” La esperanza, es la carga mas pesada que un hombre puede cargar. Esa es la desgracia del idealista”
Firmado por: El Condicionado. Raimundo Arruda Sobrinho

martes, 16 de abril de 2013


Natural

   Estoy tecleando en una máquina sofisticada y luminosa, tal como lo vi hacer en televisión hace más de cuarenta años a los actores de la serie Star Trek. Sin embargo, nunca he podido curarme de la añoranza por los árboles aquellos que constituían el paisaje en el que crecí. Ese paisaje era absolutamente opuesto al de los lejanos planetas a los que llegaban los grisáceos actores de la serie de los viajes interestelares. Casi siempre allí sólo había piedra y polvo, un viento gris y lleno de ecos admonitorios y tremebundos.
   En el Chaco profundo y olvidado, en cambio, había árboles, había pájaros, había cabras (o chivos, como se quiera llamarlos), había flores azules entre las hojas rojas de los cardos y había nubes blancas que se reflejaban impolutas en el agua de las cunetas. Había una vida, rica y fresca, llena de luces, serena y hospitalaria.
   Cuando se denosta esa vida del niño ocupado en quehaceres y se habla de derechos y se complementa el artículo o columna o comentario con dos o tres publicidades de ropa, juguetes, accesorios, para niños, también recupero la imagen de la insoslayable muñeca de la última página del Anteojito.
   La variedad y multiplicidad del mundo, de las vidas humanas, de sus inagotables posibilidades, también llegaban a aquellos lugares en el que los árboles tenían identidad, ocupaban un espacio, eran un ser más en el ámbito de la existencia.
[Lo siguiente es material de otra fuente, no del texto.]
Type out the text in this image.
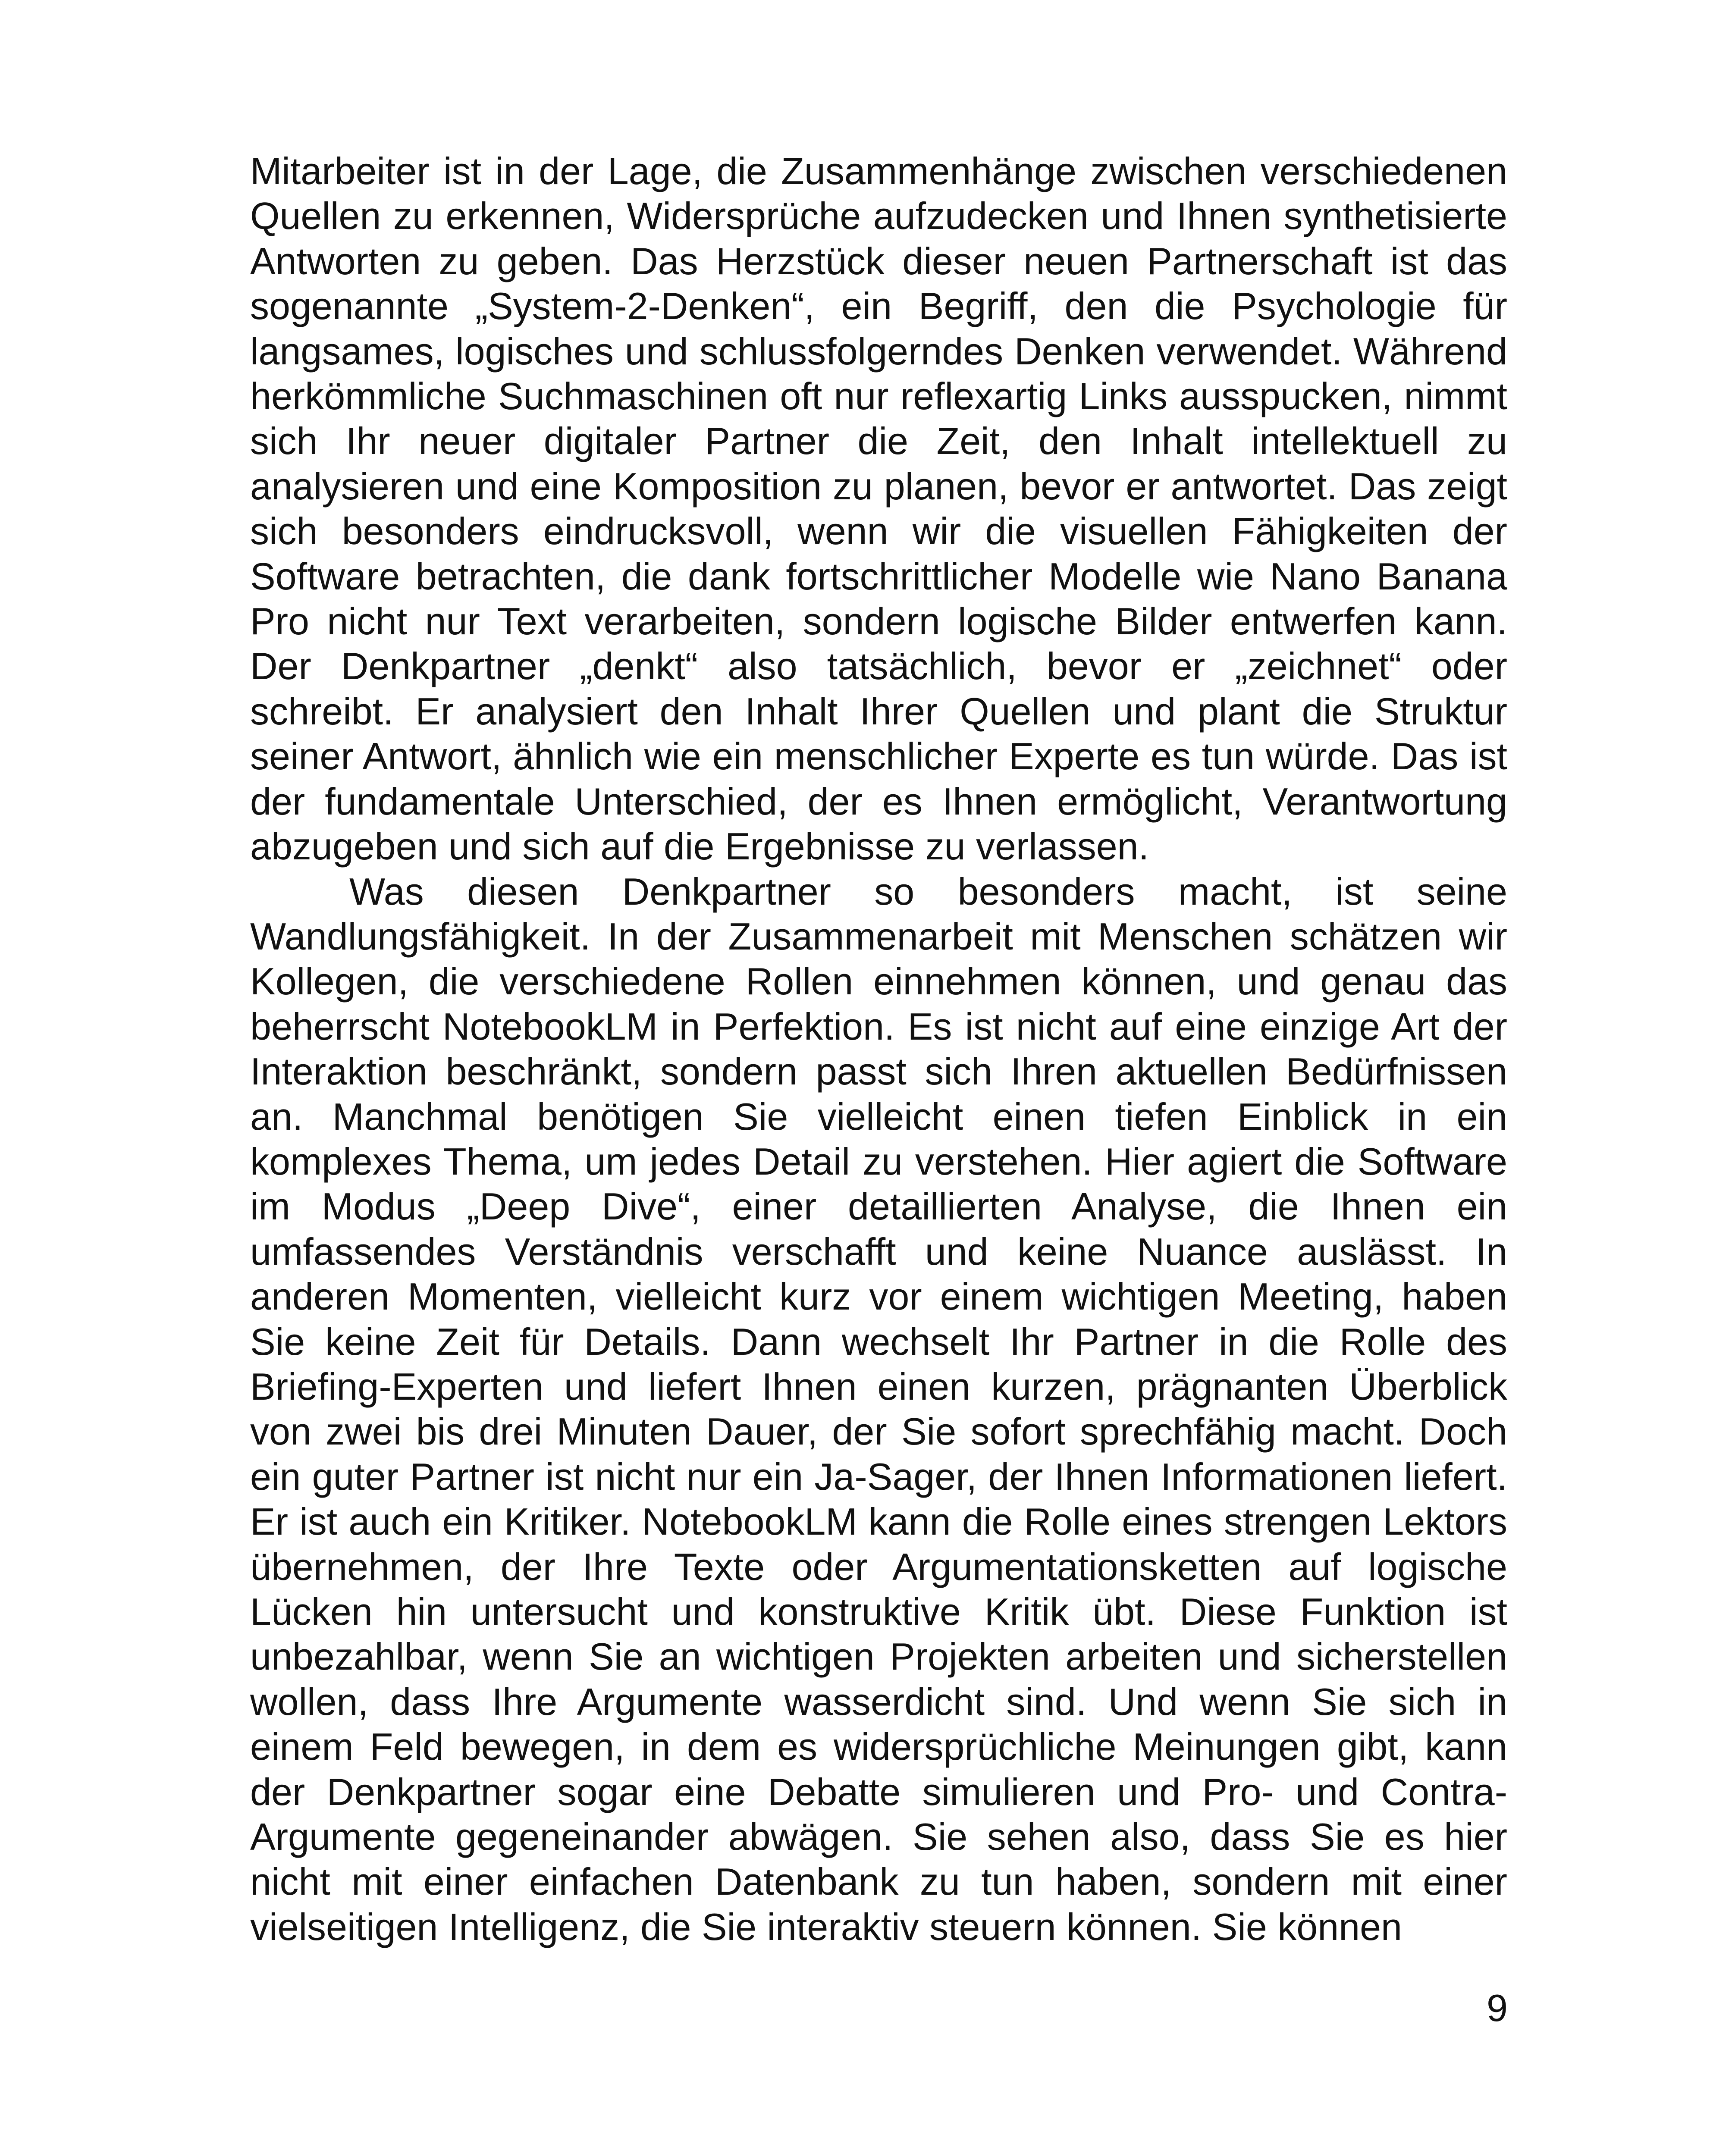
Mitarbeiter ist in der Lage, die Zusammenhänge zwischen verschiedenen Quellen zu erkennen, Widersprüche aufzudecken und Ihnen synthetisierte Antworten zu geben. Das Herzstück dieser neuen Partnerschaft ist das sogenannte „System-2-Denken“, ein Begriff, den die Psychologie für langsames, logisches und schlussfolgerndes Denken verwendet. Während herkömmliche Suchmaschinen oft nur reflexartig Links ausspucken, nimmt sich Ihr neuer digitaler Partner die Zeit, den Inhalt intellektuell zu analysieren und eine Komposition zu planen, bevor er antwortet. Das zeigt sich besonders eindrucksvoll, wenn wir die visuellen Fähigkeiten der Software betrachten, die dank fortschrittlicher Modelle wie Nano Banana Pro nicht nur Text verarbeiten, sondern logische Bilder entwerfen kann. Der Denkpartner „denkt“ also tatsächlich, bevor er „zeichnet“ oder schreibt. Er analysiert den Inhalt Ihrer Quellen und plant die Struktur seiner Antwort, ähnlich wie ein menschlicher Experte es tun würde. Das ist der fundamentale Unterschied, der es Ihnen ermöglicht, Verantwortung abzugeben und sich auf die Ergebnisse zu verlassen.

Was diesen Denkpartner so besonders macht, ist seine Wandlungsfähigkeit. In der Zusammenarbeit mit Menschen schätzen wir Kollegen, die verschiedene Rollen einnehmen können, und genau das beherrscht NotebookLM in Perfektion. Es ist nicht auf eine einzige Art der Interaktion beschränkt, sondern passt sich Ihren aktuellen Bedürfnissen an. Manchmal benötigen Sie vielleicht einen tiefen Einblick in ein komplexes Thema, um jedes Detail zu verstehen. Hier agiert die Software im Modus „Deep Dive“, einer detaillierten Analyse, die Ihnen ein umfassendes Verständnis verschafft und keine Nuance auslässt. In anderen Momenten, vielleicht kurz vor einem wichtigen Meeting, haben Sie keine Zeit für Details. Dann wechselt Ihr Partner in die Rolle des Briefing-Experten und liefert Ihnen einen kurzen, prägnanten Überblick von zwei bis drei Minuten Dauer, der Sie sofort sprechfähig macht. Doch ein guter Partner ist nicht nur ein Ja-Sager, der Ihnen Informationen liefert. Er ist auch ein Kritiker. NotebookLM kann die Rolle eines strengen Lektors übernehmen, der Ihre Texte oder Argumentationsketten auf logische Lücken hin untersucht und konstruktive Kritik übt. Diese Funktion ist unbezahlbar, wenn Sie an wichtigen Projekten arbeiten und sicherstellen wollen, dass Ihre Argumente wasserdicht sind. Und wenn Sie sich in einem Feld bewegen, in dem es widersprüchliche Meinungen gibt, kann der Denkpartner sogar eine Debatte simulieren und Pro- und Contra-Argumente gegeneinander abwägen. Sie sehen also, dass Sie es hier nicht mit einer einfachen Datenbank zu tun haben, sondern mit einer vielseitigen Intelligenz, die Sie interaktiv steuern können. Sie können

9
La naturaleza y el hombre luchaban, se aliaban, se ignoraban, se daban tregua y convivían…
   A veces pareciera que solo hay máquinas, que la tierra toda está invadida de máquinas y que solo hay árboles allí donde el hombre decide ponerlos. En algún pueblo cercano he visto árboles construidos con verdes botellas de plástico. La penosa imagen de un árbol resplandeciente de luces cuya copa es un tejido de verdosos botellones crujientes, un árbol de desechos, un árbol de basura.
   Vuelvo a aquellos otros lugares donde los niños arreábamos vacas y acarreábamos baldes de agua y transplantábamos lechuga o cebollitas, porque entonces no estaba mal visto que los niños trabajaran. Hay basura plástica en algunos lugares, afeando e infestando los rincones conocidos en el que los molles llenaban el aire con su aroma seco y áspero o los talas aglutinaban avispitas sedientas de dulzura.
   Aún así, sigue habiendo árboles. Árboles que allí nacieron, solos, sembrados por el viento, o la lana solidaria de las ovejas, o la correntada oscura del agua de creciente.
   Árboles que ya están viejos y que saben de niños que colgaron en ellos cordeles de hamacas, y azotaron sus ramas con risas, y comieron sus frutos amarillos y harinosos, y crecieron… y se fueron…
   También hay algún árbol nuevo. Seguro habrá algún niño que vivirá y crecerá bajo su sombra. El niño un día se irá y no volverá. O volverá para ver al árbol, borroso, en medio de sus lágrimas.